With the departure of one villain begets the arrival of another in the form of Solomon Grundy. Butch is dumped in an Indian Hills infused toxic swamp and emerges as if he stepped right out of a Super Friends cartoon from the ‘70s. Add the fact Butch grew back his missing hand and the swamp makes the Lazarus Pit look like a bubble bath. Grundy lumbers back to Gotham, bumps into Riddler, and thus another buddy sitcom is born.
Grundy is super strong and Riddler still suffers from diminished intellectual capacity, but the two still find time to dispatch of thugs on the streets of Gotham and chow down on hot dogs with a ferocity not seen since Phil Kessel made a street meat vendor in Toronto a wealthy man. Does this reek of the show desperately looking for story direction? Maybe; some would argue the series should have fizzled out a while back, but I don’t subscribe to that notion. Either way, the paring works. And Riddler is “smrt” enough to know he can make money off Grundy, so the two hit an underground fight club whose in house doctor is Lee, looking as sultry as Morena Baccarin’s other character Vanessa from Deadpool now that she’s not working for the GCPD, albeit with longer hair. And that’s not a bad thing at all, just sayin’.

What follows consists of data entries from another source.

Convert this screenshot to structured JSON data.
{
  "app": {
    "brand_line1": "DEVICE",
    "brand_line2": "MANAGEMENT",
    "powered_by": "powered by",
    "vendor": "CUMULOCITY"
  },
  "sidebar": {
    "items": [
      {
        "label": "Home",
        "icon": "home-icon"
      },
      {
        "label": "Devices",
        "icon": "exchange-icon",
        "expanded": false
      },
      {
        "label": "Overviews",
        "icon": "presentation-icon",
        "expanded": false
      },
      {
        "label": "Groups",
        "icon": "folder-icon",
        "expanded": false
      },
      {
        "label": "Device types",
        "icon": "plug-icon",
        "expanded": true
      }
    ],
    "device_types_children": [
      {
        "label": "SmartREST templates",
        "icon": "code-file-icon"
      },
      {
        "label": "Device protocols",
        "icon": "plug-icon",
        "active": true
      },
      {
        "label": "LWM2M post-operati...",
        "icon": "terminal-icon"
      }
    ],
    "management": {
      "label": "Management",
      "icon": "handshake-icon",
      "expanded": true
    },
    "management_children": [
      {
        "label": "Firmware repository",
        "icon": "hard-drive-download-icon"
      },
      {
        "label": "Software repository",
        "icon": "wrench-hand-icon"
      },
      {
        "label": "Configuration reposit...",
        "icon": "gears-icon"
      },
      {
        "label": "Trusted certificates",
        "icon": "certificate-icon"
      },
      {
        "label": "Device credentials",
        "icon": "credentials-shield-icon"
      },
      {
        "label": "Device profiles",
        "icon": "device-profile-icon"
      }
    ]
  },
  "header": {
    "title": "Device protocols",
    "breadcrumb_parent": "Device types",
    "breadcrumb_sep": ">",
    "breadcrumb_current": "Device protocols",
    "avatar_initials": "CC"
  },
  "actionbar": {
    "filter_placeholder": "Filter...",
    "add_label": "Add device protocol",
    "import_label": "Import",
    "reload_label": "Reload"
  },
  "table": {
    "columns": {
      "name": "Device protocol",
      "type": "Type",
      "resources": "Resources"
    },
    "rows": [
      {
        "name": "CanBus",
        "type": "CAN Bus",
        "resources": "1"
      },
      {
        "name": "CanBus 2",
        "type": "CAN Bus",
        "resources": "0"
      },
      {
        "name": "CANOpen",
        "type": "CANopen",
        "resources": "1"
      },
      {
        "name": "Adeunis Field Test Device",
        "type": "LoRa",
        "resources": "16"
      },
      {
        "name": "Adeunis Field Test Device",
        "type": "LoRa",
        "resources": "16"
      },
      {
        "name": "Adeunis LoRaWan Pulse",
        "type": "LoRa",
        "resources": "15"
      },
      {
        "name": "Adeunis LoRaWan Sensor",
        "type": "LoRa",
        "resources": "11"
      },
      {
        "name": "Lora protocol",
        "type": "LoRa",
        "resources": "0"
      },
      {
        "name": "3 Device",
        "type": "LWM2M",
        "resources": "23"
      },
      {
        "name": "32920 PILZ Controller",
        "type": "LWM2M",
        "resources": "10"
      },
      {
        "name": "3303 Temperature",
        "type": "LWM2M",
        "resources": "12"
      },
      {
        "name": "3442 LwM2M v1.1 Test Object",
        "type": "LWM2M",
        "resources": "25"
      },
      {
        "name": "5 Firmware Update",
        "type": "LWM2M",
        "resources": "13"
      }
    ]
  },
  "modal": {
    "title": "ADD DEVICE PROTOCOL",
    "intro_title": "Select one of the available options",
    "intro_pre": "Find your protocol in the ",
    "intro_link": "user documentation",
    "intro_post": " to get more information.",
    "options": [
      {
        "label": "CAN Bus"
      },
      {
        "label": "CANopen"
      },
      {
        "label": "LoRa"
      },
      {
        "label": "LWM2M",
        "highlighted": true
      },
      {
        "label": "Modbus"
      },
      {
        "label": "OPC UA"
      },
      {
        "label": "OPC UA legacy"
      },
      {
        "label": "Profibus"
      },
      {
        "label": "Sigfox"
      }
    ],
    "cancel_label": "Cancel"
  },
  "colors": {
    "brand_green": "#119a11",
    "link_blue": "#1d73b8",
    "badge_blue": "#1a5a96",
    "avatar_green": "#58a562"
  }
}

Then we have Sofia working to get on Penguin’s good side with a sit down in a public restaurant and a serving of Goulash straight from Mama Cobblepot’s recipe book. Penguin is moved to the point of later allowing Sofia to give him a foot massage, and I half-expected Penguin and Zsasz to opine about foot massage etiquette à la Pulp Fiction.
Half a star deduction for no Harvey or Zsasz, but I really liked Babs’ cameo when she visits Ra’s and shows off her Woman with the Silver Gun made of a lighter and fountain pen. I guess there’s no copyright infringement on Bond if the gun isn’t golden. All is not lost, as Riddler had a funny scene attempting to rob a pharmacy with a rubber gun and failed miserably, demonstrating his diminished intellect as well as how desperate he is to be “smrt” again. Kinda weak in bumping off Ra’s considering the build up rivalled that of The Force Awakens, but El Predicto states he will return somewhere, somehow. No one is truly dead on television; just ask Bobby Ewing.